Joseph Stanislaw is a financial adviser on international markets and politics. He is also the co-founder and former president of Cambridge Energy Research Associates, an energy research consultancy that was acquired in 2004 by IHS Energy.

Stanislaw advises companies and countries on strategies to deal with the risks and opportunities in the evolving marketplace. He holds a B.A. from Harvard University and a PhD from Edinburgh University. He was once a professor at Cambridge University, and has served as senior economist at the Organisation for Economic Co-operation and Development's International Energy Agency, located in Paris. He currently serves on the board of advisors of the Nicholas Institute for Environmental Policy Solutions.

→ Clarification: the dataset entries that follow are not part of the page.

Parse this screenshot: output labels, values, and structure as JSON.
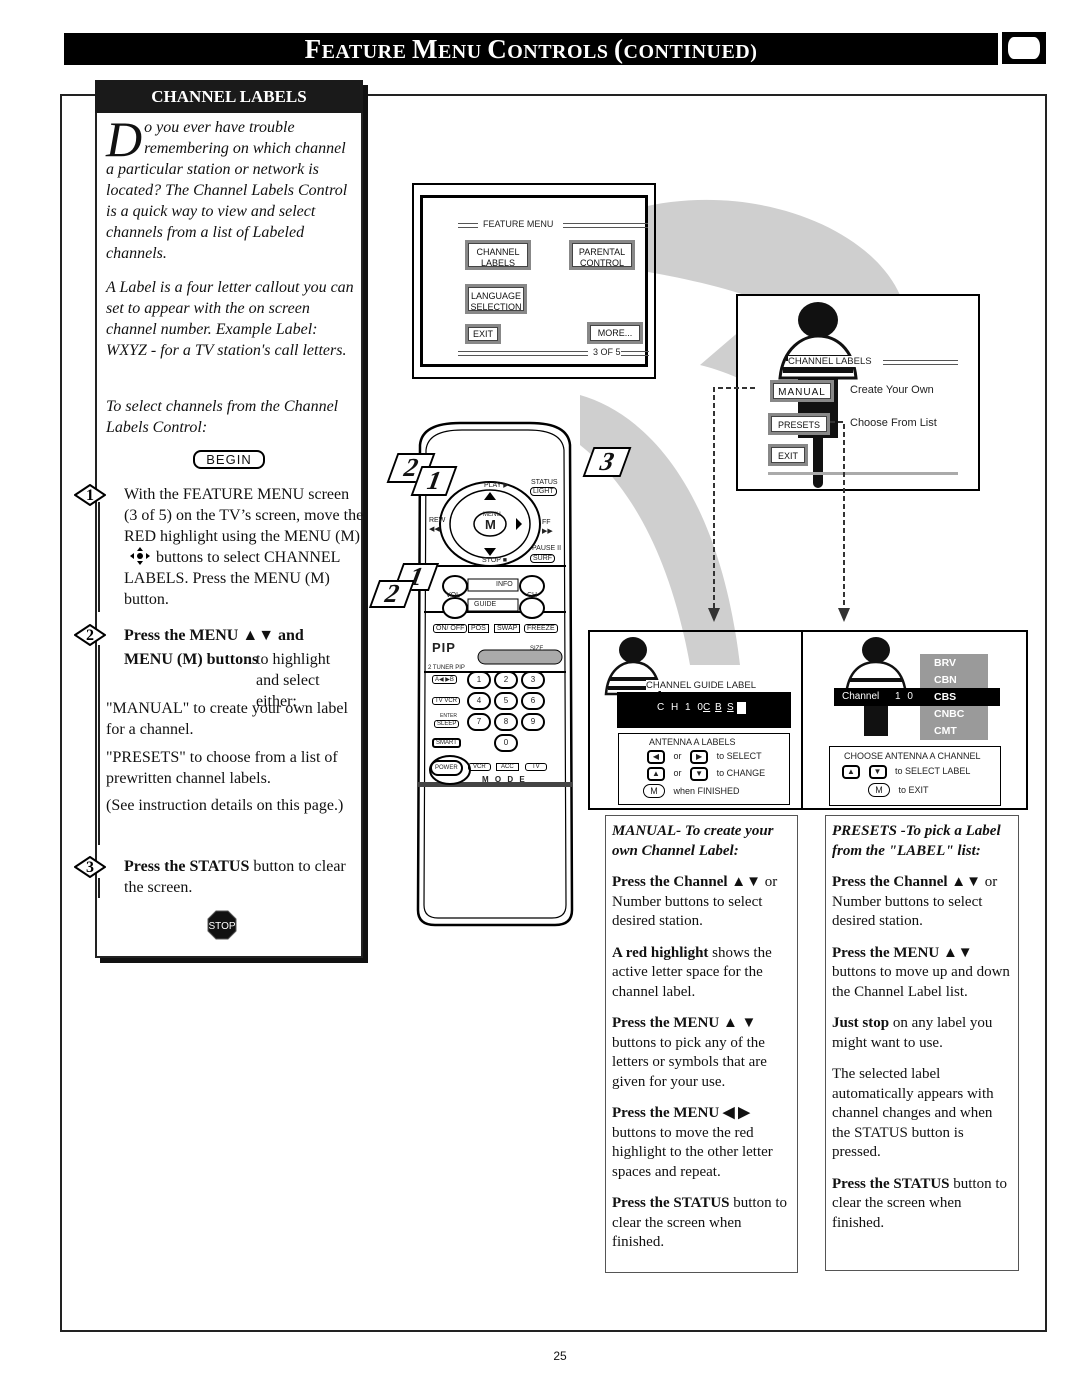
{
  "header": {
    "title_parts": [
      {
        "cap": "F",
        "rest": "EATURE "
      },
      {
        "cap": "M",
        "rest": "ENU "
      },
      {
        "cap": "C",
        "rest": "ONTROLS "
      },
      {
        "cap": "(",
        "rest": "CONTINUED)"
      }
    ],
    "icon": "tv-icon"
  },
  "section": {
    "tab_label": "CHANNEL LABELS",
    "intro_dropcap": "D",
    "intro_rest": "o you ever have trouble remembering on which channel a particular station or network is located? The Channel Labels Control is a quick way to view and select channels from a list of Labeled channels.",
    "label_para": "A Label is a four letter callout you can set to appear with the on screen channel number. Example Label: WXYZ - for a TV station's call letters.",
    "select_para": "To select channels from the Channel Labels Control:",
    "begin_label": "BEGIN",
    "steps": [
      {
        "num": "1",
        "lead": "",
        "text_a": "With the FEATURE MENU screen (3 of 5) on the TV’s screen, move the RED highlight using the MENU (M)",
        "text_b": "buttons to select CHANNEL LABELS. Press the MENU (M) button."
      },
      {
        "num": "2",
        "lead": "Press the MENU ▲▼ and MENU (M) buttons",
        "text_a": " to highlight and select either:",
        "manual": "\"MANUAL\" to create your own label for a channel.",
        "presets": "\"PRESETS\" to choose from a list of prewritten channel labels.",
        "see": "(See instruction details on this page.)"
      },
      {
        "num": "3",
        "lead": "Press the STATUS",
        "text_a": " button to clear the screen."
      }
    ],
    "stop_label": "STOP"
  },
  "feature_menu_screen": {
    "title": "FEATURE MENU",
    "buttons": {
      "channel_labels": "CHANNEL\nLABELS",
      "parental": "PARENTAL\nCONTROL",
      "language": "LANGUAGE\nSELECTION",
      "exit": "EXIT",
      "more": "MORE..."
    },
    "channel_labels_l1": "CHANNEL",
    "channel_labels_l2": "LABELS",
    "parental_l1": "PARENTAL",
    "parental_l2": "CONTROL",
    "language_l1": "LANGUAGE",
    "language_l2": "SELECTION",
    "page": "3 OF 5"
  },
  "channel_labels_screen": {
    "title": "CHANNEL LABELS",
    "manual": "MANUAL",
    "manual_desc": "Create Your Own",
    "presets": "PRESETS",
    "presets_desc": "Choose From List",
    "exit": "EXIT"
  },
  "remote": {
    "callouts": [
      "2",
      "1",
      "1",
      "2",
      "3"
    ],
    "labels": {
      "play": "PLAY ▶",
      "status": "STATUS",
      "light": "LIGHT",
      "rew": "REW",
      "rew_sym": "◀◀",
      "ff": "FF",
      "ff_sym": "▶▶",
      "menu_small": "MENU",
      "menu": "M",
      "pause": "PAUSE II",
      "surf": "SURF",
      "stop": "STOP ■",
      "info": "INFO",
      "vol": "VOL",
      "ch": "CH",
      "guide": "GUIDE",
      "on_off": "ON/ OFF",
      "pos": "POS",
      "swap": "SWAP",
      "freeze": "FREEZE",
      "pip": "PIP",
      "size": "SIZE",
      "tuner_pip": "2 TUNER PIP",
      "ab": "A◀ ▶B",
      "tv_vcr": "TV VCR",
      "enter": "ENTER",
      "sleep": "SLEEP",
      "smart": "SMART",
      "power": "POWER",
      "vcr": "VCR",
      "acc": "ACC",
      "tv": "TV",
      "mode": "M O D E"
    },
    "digits": [
      "1",
      "2",
      "3",
      "4",
      "5",
      "6",
      "7",
      "8",
      "9",
      "0"
    ]
  },
  "manual_screen": {
    "title": "CHANNEL GUIDE LABEL",
    "ch_text": "C H  1 0",
    "letters": [
      "C",
      "B",
      "S"
    ],
    "box_title": "ANTENNA A LABELS",
    "row1_or": "or",
    "row1": "to SELECT",
    "row2_or": "or",
    "row2": "to CHANGE",
    "m": "M",
    "row3": "when FINISHED"
  },
  "presets_screen": {
    "labels": [
      "BRV",
      "CBN",
      "CBS",
      "CNBC",
      "CMT"
    ],
    "selected_index": 2,
    "channel_text": "Channel",
    "channel_num": "1 0",
    "box_title": "CHOOSE ANTENNA A CHANNEL",
    "row1": "to SELECT LABEL",
    "m": "M",
    "row2": "to EXIT"
  },
  "manual_text": {
    "heading": "MANUAL- To create your own Channel Label:",
    "p1_b": "Press the Channel ▲▼",
    "p1": " or Number buttons to select desired station.",
    "p2_b": "A red highlight",
    "p2": " shows the active letter space for the channel label.",
    "p3_b": "Press the MENU ▲ ▼",
    "p3": " buttons to pick any of the letters or symbols that are given for your use.",
    "p4_b": "Press the MENU ◀ ▶",
    "p4": " buttons to move the red highlight to the other letter spaces and repeat.",
    "p5_b": "Press the STATUS",
    "p5": " button to clear the screen when finished."
  },
  "presets_text": {
    "heading": "PRESETS -To pick a Label from the \"LABEL\" list:",
    "p1_b": "Press the Channel ▲▼",
    "p1": " or Number buttons to select desired station.",
    "p2_b": "Press the MENU ▲▼",
    "p2": " buttons to move up and down the Channel Label list.",
    "p3_b": "Just stop",
    "p3": " on any label you might want to use.",
    "p4": "The selected label automatically appears with channel changes and when the STATUS button is pressed.",
    "p5_b": "Press the STATUS",
    "p5": " button to clear the screen when finished."
  },
  "page_number": "25"
}
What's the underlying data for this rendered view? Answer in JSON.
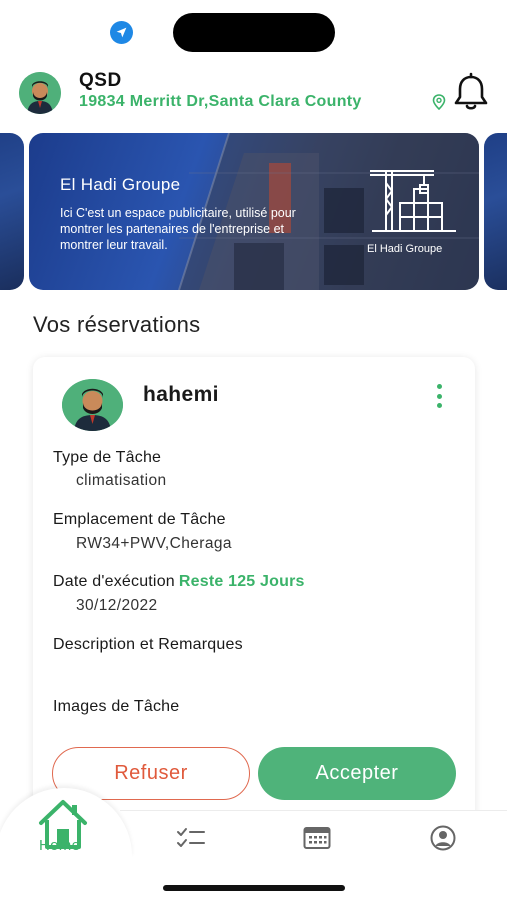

He co-authored The Commanding Heights: The Battle for the World Economy a book which became the subject of a six-hour documentary that aired on PBS in 2002.

Stanislaw is married to Augusta Perkins and father of Katrina, Louis and Henry Stanislaw.

== Selected publications ==
(Original edition, entitled: The Commanding Heights: The Battle Between Government and the Marketplace That Is Remaking the Modern World: New York: Simon & Schuster, 1998; ISBN 0-684-82975-4.) [With Daniel Yergin.] Revised, retitled, and updated ed. New York: Free Press, 2002. ISBN 0-684-83569-X.